Mesleğim aynı zamanda hobim gibi, çünkü yemek yapmak, o yemeği tatmak ve kaliteli yemek yapımı hakkında düşünmek günlük hayatıma değer katıyor. Restoranlarda nasıl yemek servisi yapılması gerektiği hakkında ders verip, öte yandan gazeteci kimliğimle gittiğim restoranlarda verilen hizmetle ilgili eleştiri yazıları yazarak aslında inandığım işe yatırım yapmış oluyorum. Bunun yanında, öğrencileri restoranlarda gözlemlediğim hatalardan kaçınmaya yönlendirmek bana ayrı bir zevk veriyor.
S: Dersin bitiminde öğrenciler ne gibi becerilere sahip oluyorlar?
Kendilerinden emin bir şekilde topluma hitap edebiliyor, sorunları çözmede daha becerili bir hale geliyor, rapor ve sunum hazırlamada beceri kazanıyor ve iş mektubu- e postası yazma konusunda gelişiyorlar.

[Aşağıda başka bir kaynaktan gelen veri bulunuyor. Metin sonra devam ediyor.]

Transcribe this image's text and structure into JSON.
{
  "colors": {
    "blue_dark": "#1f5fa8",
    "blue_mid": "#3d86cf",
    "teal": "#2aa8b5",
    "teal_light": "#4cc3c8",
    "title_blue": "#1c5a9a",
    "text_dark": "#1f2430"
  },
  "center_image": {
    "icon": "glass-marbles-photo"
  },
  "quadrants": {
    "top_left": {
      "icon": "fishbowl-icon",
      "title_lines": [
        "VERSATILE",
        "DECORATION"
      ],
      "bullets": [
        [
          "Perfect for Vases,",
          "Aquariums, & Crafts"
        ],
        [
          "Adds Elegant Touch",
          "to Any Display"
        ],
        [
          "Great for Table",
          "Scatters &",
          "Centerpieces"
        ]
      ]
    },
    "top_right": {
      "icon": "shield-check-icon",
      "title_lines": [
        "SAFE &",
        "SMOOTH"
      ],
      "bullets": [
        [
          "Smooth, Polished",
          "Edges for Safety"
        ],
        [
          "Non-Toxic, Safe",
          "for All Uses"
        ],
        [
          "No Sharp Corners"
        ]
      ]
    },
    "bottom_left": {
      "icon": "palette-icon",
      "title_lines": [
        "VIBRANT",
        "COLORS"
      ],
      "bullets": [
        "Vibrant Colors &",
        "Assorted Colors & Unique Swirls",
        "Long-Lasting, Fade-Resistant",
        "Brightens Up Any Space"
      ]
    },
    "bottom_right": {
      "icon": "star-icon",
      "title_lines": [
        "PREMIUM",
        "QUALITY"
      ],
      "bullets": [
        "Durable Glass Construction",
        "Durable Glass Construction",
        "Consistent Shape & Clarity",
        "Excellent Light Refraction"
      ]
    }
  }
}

Herhangi bir restoran işinde ön saflarda yer alıp mutfak kültürü ve estetiğini daha bilinçli bir şekilde anlayıp takdir edebiliyorlar.
S: öğrenciler bu dersi aldıktan sonra genelde ne yapıyor?
Üç yıllık diploma alan öğrencilerin büyük çoğunluğu kendi işini kurup yönetme eğilimindeyken kimisi de yemek eleştirmeni ya da yemek sektöründe halkla ilişkiler uzmanı olarak çalışmak istiyor.
S: sektörünüzde rahatça iş bulmanın en iyi yolu nedir?
Le Cordon Blue gibi prestijli ve dünya çapında bilinen aşçılık enstitülerinden mezun olmak. Böylece öğrenciler sektördeki yüksek mevkilere direk adım atabiliyorlar.
S: tipik bir iş gününüz nasıl geçiyor, anlatır mısınız?
Ders günlerinde, önce ders notlarımdan ilerleyip daha sonra öğrencileri kurumumuzun uygulamalı eğitim restoranına götürüyorum. Öğrenciler burada yemek salonunu servis için düzenleme ve müşterilere yemek servisi yapma pratikleri yapıyorlar.
S: bu tarz bir dersi almak isteyen öğrencilere ne önerirsiniz?
Öğrencilerin alacakları diplomayı ileride nerede kullanmak istediklerini bilmesi onların yararına olacaktır. Ancak emin olmasalar bile yine de geri adım atmamalılar, çünkü üç yıllık bilgi birikimi ve pratik, kendi ilgi alanlarını keşfetmelerini elbette sağlayacaktır.